America is deciding it likes profit over its population.
Ultimately the influence of rent seekers has grown and the category of people who can take risks by starting a business was the first to collapse, leaving only the wealthy who don't care and the people who can't risk their own survival.
You need a street legal product, which takes certification You probably need multiple firefighter associations, which takes not only meeting criteria but politicking with associations (don't know about firefighters but some associations are themselves captured and limit approval to their friends/connections).
1. In the 90s, I had a struggling one-man Mac ISV, and would do gig programming on the side. I did a lot of work for boutique investment banks, and also for a "consulting" firm that did about 75% of their business with the finance industry. The owner of that firm praised me, but didn't like that if my business took off, he'd lose me.
"What would it take to get your commitment to this firm?"
50%
"Where will you get the money to buy half my company?"
A loan from the firm?
When the dust cleared, the business loaned me the money to buy in, and I paid it back with 50% of my profit sharing payouts. This is not some weird financial alchemy, a lot of partnerships are run this way.
———
2. My Duathlon racing buddy was a mold-maker, very specialized and good at his trade. He worked for an elderly entrepreneur who had built his mold business up over decades. Said entrepreneur sent his own kids to university to become "professionals."

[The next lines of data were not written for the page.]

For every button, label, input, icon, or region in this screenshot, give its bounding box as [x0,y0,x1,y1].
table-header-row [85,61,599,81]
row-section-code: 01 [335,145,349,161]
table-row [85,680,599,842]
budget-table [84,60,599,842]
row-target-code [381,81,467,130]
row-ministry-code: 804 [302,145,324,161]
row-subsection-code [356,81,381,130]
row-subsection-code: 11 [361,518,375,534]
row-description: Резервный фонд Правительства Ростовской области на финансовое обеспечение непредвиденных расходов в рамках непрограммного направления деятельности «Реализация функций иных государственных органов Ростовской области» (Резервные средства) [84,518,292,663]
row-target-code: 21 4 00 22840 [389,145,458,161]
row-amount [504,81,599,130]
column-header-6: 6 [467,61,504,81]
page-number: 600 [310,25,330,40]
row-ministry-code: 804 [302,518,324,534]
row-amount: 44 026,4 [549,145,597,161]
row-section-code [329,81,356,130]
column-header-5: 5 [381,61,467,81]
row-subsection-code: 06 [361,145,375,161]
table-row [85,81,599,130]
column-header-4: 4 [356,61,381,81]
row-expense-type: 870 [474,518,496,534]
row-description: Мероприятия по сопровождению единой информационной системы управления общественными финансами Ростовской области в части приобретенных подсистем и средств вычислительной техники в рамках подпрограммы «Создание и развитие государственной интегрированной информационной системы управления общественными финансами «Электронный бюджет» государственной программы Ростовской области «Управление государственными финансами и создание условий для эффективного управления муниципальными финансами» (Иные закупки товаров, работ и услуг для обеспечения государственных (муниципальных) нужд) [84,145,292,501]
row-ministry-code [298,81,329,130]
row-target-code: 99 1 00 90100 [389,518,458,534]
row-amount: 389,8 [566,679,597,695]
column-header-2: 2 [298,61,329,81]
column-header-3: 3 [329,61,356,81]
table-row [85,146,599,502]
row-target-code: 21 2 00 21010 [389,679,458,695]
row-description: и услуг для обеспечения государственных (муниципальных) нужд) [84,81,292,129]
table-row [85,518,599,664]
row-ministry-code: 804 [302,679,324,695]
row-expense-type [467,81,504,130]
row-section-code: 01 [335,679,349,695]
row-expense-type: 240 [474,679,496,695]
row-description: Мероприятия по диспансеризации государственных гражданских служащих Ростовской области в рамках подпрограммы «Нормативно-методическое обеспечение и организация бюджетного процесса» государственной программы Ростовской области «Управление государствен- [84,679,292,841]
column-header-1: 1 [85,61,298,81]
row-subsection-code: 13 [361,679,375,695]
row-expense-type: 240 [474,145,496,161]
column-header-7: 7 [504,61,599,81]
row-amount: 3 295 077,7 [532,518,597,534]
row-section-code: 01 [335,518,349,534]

What to do about succession when he was ready to retire? My buddy literally photocopied my own arrangement, bought 50% so the business would have a successor it could count on, and bought the remainder when the founder retired. He is now a comfortably wealthy automotive sector entrepreneur.
———
The huge LBOs in the news always seem like space-age deals, but little LBOs for succession purposes are remarkably common.
Why do we need antitrust laws? Why do mergers need government approval? Or are you a libertarian who believes in unfettered capitalism?
Where does it end? What if I threatened you with violence to sell your business? Is that OK? You might correctly say "that's illegal". If so, does that stipulate we do need laws? How far can coercion go while still being legal? What if I also own your key suppliers? What if you run a veterinarian practice and I jack up the price of all your meds, radiological film, etc if you don't sell? What if I own the major pet insurance providers and decide that your practice, if you don't sell, is no longer covered by my insurance?
> 2. If above is ok
It's not.
> 3. Going to the article it is clear enough. These industries just are not lucrative to begin with
They're engaged in anticompetitive behavior but on a local level so it tends to escape scrutiny. Unfortunately, if you dog is sick and you like in Cincinatti, you don't really have the option to go Reno where there's (for now at least) a cheaper option.
This is all just rent-seeking behavior. Nothing about this is productive. The people who engage in this should be treated the same way profitters are in wars and natural disasters, which historically hasn't been a fine or legal sanctions. I'll put it that way.
> 4. Somehow leaving money on the table in the form of a backlog is bad?
That's what rent-seeking is. It's unproductive extraction of wealth by removing all other options.
Wait until PE comes for your ISP and suddenly a 1gig fiber connection is $300/month. What are you going to do then? Start your own ISP? Good luck with that.